Paper 'blizzard' hits trips
Bill McGregor, general secretary of the Headteachers' Association of Scotland, said that, because of the time it would take to read through pages and pages of new regulations, there was a danger that "folk would lose the notion" of running school trips.
Mr McGregor also called for clarification of some of the guidance, such as a reference to 24-hour supervision on overnight excursions. "What is supervision? Does someone have to sit up all night outside the hotel bedrooms in case someone goes walkabout?" he asked.
"A lot of people have run trips for years because they gave the kids a great experience, because they built relationships with the pupils and because they liked doing it. The focus has been on, 'I like doing it', but with 20-odd bullet points, who's got time to do this?"
Mr McGregor added: "On the one hand, the guidelines open with exactly the right message - that participants can derive a great deal of educational benefit. But on the other hand, it is a daunting document for something that is essentially a voluntary activity, and that is my fear."
Nigel Scriven, chairman of the Scottish Advisory Panel for Outdoor Education, said it was important to put in place appropriate in-service training to allay fears about implementing the new guidelines. "We have to make sure that there are navigation routes through all the piles of documentation so they can easily locate all the information they need," Mr Scriven said.
He welcomed the guidelines, saying they were somewhat overdue but that they broke new ground because they applied to all council services for children.

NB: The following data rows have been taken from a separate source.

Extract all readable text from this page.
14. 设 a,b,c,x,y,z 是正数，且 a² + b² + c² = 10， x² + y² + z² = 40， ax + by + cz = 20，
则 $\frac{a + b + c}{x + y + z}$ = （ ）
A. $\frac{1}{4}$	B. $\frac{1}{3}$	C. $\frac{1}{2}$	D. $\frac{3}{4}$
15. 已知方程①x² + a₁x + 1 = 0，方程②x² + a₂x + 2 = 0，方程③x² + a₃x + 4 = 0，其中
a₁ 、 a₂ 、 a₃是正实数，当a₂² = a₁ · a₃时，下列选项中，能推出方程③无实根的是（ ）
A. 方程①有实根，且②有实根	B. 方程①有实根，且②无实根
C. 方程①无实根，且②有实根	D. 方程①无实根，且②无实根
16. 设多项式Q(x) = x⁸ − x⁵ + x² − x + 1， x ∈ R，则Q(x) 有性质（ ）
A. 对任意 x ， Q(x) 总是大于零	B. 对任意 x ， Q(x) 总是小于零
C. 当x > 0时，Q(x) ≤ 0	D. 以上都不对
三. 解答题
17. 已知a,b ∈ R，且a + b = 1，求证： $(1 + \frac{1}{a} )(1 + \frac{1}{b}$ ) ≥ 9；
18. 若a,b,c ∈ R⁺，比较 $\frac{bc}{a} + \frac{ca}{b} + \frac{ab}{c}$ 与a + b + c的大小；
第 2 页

"The challenge for local authorities and schools is to deal with risk assessments in a way that does not create a mountain of paperwork and a barrier to school trips.
"The burden placed upon the school or school leader must be reduced to a level where it is risk-specific to that leader taking that particular group of kids to that particular place on that particular day."
Alan Blackie, director of education for East Lothian, who sat on the working group which prepared the guidelines, doubted that they would make the planning of trips "hugely more complicated" as health and safety and risk assessment elements should already be in place.
Mr Blackie pointed to the need for robust procedures after the case of Dugald Campbell, headteacher of Ratho primary near Edinburgh, who was fined pound;750 last year, thereby getting a criminal conviction, after a six-year-old nearly drowned on a school trip to North Berwick beach.
Mr Campbell, who did not take part in the excursion, pleaded guilty to putting children at risk of drowning because he had failed to make proper risk assessments for the trip. Edinburgh City Council was fined pound;3,500 in that case after admitting putting children at risk.
Ewan Aitken, the local authorities' education spokesperson, said councils planned to hold discussions with the Executive about the need for new legislation to reduce the risk of litigation.
But he commented: "We are in danger of creating a generation of risk-averse children who become so protected that they suffer. You get nowhere in life if you become frightened of the day you never see.
"School trips are no more or less dangerous than walking to the shops or many of the activities undertaken by children with their families at the weekend."